O problema "crónico" da marca
O problema dos produtores portugueses está na necessidade imperiosa de ter tempo para explorar no estrangeiro a falta de oportunidades que continuam a faltar no ainda apático mercado nacional, onde a maioria esmagadora dos vinhos se vende a menos de 1.50 euros. Portugal já coloca no exterior metade do que produz, mas mesmo assim as queixas sobre as dificuldades em ganhar quota lá fora repetem-se. "Não temos a notoriedade que merecemos", diz João Roquette, que acrescenta: "Temos um problema crónico com a marca Portugal". Então, sabendo-se que, como diz José Teles, "não somos capazes de competir pelo preço", como pode o vinho português procurar lá fora o músculo que perdeu no mercado interno?
É aqui que entram as novas tendências de consumo mundial. "Há uma verdadeira mudança de atitude entre aquelas pessoas que se interessam pelo vinho", reconhece Carlos Campolargo. Pessoas que querem "vinhos mais secos, menos extraídos". O produtor concorda que "isto está a mudar", mas muda apenas no "círculo mundial mais esclarecido e informado". As pessoas que lêem Matt Krammer ou Jancis Robinson.
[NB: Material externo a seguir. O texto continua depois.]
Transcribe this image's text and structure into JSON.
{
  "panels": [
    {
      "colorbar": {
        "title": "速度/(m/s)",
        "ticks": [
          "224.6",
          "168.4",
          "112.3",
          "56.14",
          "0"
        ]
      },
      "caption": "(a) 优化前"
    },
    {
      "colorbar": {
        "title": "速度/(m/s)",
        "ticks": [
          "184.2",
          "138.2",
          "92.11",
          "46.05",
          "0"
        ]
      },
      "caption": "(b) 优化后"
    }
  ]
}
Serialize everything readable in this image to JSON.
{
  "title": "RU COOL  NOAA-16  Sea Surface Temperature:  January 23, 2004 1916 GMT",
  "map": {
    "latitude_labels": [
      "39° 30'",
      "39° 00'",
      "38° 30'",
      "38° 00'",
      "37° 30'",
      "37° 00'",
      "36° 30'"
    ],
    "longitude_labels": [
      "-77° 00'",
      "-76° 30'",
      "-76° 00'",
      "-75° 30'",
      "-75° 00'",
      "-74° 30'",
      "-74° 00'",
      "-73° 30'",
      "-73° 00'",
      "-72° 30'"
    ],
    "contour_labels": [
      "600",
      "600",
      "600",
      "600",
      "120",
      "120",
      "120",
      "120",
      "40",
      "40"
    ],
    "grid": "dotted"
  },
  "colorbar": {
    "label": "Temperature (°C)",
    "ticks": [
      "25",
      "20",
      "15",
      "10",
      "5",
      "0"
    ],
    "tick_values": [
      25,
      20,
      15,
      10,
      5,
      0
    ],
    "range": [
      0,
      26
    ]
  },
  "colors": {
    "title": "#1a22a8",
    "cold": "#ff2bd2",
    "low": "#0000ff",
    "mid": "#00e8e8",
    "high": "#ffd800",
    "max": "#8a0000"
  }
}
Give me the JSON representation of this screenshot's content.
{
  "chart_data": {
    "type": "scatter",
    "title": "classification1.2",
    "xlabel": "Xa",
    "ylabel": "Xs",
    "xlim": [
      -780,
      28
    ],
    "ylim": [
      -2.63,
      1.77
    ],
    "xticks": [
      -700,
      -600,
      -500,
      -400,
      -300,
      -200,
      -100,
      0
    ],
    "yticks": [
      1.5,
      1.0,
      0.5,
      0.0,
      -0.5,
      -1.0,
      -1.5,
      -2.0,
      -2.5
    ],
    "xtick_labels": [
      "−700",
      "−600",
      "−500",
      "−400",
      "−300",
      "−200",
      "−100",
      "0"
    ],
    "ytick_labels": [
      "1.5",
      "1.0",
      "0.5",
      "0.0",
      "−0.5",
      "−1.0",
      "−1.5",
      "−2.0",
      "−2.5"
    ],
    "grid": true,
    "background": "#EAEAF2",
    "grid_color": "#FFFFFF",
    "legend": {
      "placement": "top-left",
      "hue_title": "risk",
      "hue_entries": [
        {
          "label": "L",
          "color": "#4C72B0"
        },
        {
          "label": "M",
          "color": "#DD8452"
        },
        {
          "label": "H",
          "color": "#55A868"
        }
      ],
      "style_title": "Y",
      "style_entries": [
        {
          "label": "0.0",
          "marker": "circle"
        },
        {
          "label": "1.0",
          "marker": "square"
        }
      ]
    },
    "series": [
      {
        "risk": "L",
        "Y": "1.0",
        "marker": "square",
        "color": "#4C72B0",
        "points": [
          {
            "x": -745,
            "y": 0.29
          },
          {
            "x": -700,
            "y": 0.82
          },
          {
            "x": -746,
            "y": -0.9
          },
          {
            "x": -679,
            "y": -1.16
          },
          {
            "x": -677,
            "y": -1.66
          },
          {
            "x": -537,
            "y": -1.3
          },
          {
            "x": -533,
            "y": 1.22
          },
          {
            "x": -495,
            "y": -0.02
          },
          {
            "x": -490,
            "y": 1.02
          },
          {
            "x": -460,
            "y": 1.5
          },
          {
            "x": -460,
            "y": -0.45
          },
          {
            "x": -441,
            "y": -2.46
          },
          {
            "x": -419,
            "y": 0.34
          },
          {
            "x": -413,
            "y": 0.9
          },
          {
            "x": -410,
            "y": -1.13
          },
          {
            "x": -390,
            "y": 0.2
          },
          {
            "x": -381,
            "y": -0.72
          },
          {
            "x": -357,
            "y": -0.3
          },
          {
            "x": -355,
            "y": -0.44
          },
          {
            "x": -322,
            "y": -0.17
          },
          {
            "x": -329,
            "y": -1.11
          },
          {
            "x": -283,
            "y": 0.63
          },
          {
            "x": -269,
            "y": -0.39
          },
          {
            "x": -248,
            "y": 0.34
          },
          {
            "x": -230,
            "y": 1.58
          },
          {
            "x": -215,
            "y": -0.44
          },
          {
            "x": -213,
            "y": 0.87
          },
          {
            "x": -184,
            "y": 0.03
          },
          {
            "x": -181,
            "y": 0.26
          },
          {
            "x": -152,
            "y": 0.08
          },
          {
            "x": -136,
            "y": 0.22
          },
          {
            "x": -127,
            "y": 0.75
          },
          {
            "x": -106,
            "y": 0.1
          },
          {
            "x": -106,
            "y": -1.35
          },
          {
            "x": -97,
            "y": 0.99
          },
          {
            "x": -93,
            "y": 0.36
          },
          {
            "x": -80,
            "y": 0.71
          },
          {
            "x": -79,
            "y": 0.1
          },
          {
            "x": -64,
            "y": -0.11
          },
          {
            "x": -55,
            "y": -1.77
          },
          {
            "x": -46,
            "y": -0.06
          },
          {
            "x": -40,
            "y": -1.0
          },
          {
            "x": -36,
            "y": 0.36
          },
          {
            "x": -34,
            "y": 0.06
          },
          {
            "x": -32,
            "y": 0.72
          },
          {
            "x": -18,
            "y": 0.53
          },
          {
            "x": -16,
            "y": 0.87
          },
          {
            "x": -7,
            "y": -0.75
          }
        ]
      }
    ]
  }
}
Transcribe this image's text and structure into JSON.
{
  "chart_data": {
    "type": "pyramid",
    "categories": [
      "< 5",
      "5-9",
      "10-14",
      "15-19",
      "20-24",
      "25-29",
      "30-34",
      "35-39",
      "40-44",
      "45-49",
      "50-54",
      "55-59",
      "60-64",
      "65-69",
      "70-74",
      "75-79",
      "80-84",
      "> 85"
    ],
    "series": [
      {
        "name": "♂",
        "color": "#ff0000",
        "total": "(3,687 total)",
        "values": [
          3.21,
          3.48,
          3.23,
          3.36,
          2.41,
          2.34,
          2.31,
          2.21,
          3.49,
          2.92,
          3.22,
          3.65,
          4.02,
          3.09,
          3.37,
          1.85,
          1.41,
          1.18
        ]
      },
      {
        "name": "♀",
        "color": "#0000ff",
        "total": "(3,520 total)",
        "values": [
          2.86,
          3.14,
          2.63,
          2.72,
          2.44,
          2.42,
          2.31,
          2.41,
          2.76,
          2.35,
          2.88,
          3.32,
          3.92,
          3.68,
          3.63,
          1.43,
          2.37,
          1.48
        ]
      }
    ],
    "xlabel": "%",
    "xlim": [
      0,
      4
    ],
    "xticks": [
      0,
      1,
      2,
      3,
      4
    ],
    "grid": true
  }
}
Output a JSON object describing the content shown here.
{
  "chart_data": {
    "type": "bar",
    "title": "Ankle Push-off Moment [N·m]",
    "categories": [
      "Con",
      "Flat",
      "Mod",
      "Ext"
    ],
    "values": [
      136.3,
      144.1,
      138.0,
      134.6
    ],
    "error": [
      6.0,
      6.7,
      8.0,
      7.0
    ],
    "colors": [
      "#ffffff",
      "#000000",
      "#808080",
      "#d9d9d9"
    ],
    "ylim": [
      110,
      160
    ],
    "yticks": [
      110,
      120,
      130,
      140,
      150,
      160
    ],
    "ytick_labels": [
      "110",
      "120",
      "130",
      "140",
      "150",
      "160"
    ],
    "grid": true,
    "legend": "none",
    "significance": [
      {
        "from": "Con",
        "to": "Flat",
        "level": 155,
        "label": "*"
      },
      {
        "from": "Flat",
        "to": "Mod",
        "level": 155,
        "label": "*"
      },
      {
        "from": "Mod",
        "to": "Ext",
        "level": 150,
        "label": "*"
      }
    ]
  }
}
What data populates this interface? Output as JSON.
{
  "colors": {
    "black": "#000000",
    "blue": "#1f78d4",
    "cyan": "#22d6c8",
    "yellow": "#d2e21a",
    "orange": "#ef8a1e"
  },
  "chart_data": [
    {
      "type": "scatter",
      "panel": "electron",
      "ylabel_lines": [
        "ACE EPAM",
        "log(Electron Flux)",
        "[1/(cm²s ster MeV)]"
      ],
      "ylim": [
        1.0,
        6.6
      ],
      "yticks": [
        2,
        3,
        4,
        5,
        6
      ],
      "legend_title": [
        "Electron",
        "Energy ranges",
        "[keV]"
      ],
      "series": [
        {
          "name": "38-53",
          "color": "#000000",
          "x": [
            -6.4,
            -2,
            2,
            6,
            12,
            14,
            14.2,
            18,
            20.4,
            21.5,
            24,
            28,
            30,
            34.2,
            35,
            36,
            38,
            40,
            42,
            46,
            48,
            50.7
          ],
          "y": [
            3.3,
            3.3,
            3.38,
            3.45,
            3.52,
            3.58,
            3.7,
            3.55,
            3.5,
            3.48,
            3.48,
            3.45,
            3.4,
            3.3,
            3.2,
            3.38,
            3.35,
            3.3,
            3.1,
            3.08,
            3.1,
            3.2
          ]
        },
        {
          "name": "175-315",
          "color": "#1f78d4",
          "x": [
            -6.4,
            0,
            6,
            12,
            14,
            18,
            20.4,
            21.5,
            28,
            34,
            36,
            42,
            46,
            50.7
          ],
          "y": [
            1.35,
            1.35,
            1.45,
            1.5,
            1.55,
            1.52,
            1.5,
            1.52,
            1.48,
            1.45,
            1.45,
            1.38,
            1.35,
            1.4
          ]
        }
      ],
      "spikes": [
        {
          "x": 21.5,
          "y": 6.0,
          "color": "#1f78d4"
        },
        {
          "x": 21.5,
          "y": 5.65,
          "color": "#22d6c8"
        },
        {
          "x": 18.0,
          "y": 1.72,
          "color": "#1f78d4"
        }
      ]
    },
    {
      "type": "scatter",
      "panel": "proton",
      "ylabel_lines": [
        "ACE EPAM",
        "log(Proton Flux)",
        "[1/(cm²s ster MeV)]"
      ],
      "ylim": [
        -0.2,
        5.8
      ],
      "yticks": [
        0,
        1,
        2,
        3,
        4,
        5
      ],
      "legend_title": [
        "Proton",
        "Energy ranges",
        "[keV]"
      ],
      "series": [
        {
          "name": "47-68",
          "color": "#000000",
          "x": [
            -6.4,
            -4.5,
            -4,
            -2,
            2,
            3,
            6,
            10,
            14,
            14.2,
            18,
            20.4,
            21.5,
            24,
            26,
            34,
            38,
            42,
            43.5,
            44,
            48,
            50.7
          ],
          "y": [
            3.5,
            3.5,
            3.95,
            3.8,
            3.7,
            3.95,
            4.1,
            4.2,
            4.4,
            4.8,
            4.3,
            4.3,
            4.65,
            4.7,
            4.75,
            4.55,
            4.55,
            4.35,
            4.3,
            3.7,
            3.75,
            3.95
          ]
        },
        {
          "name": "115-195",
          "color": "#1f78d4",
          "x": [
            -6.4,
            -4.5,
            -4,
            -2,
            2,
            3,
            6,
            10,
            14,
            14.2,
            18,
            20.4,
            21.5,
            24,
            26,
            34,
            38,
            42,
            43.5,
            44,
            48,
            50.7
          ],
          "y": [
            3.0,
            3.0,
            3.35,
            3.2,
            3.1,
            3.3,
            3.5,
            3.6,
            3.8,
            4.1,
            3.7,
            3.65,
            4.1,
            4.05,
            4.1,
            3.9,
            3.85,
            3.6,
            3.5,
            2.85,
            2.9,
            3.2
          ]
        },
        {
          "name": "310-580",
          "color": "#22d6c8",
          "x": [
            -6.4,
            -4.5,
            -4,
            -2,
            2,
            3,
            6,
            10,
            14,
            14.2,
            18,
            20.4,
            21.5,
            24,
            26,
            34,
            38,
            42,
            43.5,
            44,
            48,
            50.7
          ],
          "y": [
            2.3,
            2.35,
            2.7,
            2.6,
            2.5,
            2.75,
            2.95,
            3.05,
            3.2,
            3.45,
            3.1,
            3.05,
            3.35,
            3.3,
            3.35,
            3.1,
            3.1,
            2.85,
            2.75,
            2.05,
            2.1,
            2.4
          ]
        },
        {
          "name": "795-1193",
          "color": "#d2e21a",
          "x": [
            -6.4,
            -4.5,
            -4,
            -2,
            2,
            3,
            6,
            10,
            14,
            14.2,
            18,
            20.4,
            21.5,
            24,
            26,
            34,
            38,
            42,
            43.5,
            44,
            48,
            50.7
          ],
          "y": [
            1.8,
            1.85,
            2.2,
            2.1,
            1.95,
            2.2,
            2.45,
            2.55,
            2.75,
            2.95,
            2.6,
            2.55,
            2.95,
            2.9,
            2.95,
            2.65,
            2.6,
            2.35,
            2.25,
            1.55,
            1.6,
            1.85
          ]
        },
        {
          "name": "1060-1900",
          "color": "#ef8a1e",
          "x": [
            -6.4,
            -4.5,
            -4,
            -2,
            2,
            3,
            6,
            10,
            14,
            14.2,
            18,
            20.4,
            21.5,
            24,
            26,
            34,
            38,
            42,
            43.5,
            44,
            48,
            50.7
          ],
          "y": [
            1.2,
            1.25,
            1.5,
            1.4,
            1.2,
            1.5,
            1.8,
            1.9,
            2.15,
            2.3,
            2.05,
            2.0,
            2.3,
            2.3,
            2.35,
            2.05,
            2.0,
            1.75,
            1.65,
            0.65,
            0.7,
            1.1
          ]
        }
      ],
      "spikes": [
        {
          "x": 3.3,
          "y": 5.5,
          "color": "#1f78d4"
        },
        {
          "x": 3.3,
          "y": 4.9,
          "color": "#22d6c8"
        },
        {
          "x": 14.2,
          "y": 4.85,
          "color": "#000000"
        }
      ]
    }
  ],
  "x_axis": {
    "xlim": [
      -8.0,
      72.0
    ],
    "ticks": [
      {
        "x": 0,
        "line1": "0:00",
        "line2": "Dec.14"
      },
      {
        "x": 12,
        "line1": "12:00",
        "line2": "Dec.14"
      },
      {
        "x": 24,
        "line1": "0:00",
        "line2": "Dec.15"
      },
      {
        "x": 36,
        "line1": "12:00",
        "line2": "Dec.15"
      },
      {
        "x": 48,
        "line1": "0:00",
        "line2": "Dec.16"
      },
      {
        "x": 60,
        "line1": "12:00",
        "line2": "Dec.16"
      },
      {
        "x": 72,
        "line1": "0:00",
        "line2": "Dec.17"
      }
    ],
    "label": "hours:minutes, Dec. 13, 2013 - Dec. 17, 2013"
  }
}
Um círculo crescente, que procura vinhos diferentes. "Temos de aproveitar esta tendência", diz José Telles, o gestor de uma empresa que na última década registou um crescimento de vendas sempre acima dos dois dígitos, com particular incidência no mercado externo. "As pessoas estão interessadas em vinhos diferentes e eu noto isso em Londres", diz João Pires, que trabalha na capital britânica há nove anos.
Com a batalha dos supermercados cada vez mais difícil pelo crescimento da produção no Novo Mundo e o consequente embaratecimento do vinho, Portugal deve "aproveitar o seu DNA muito próprio e apostar em vinhos de boutique", diz João Pires. Os Alvarinhos, os grandes Touriga da região do Dão ou do Douro ou os singelos Baga da Bairrada continuarão a valer pela diferença, pela curiosidade que suscitam. Para as empresas de gama média, o caminho passa por aí. No mundo globalizado das barricas e das castas internacionais, ser singular é um trunfo. Que Jancis Robinson, Matt Kramer, Dirceu Vianna Júnior, João Pires e muitos dos principais críticos e especialistas internacionais descobriram há muito tempo.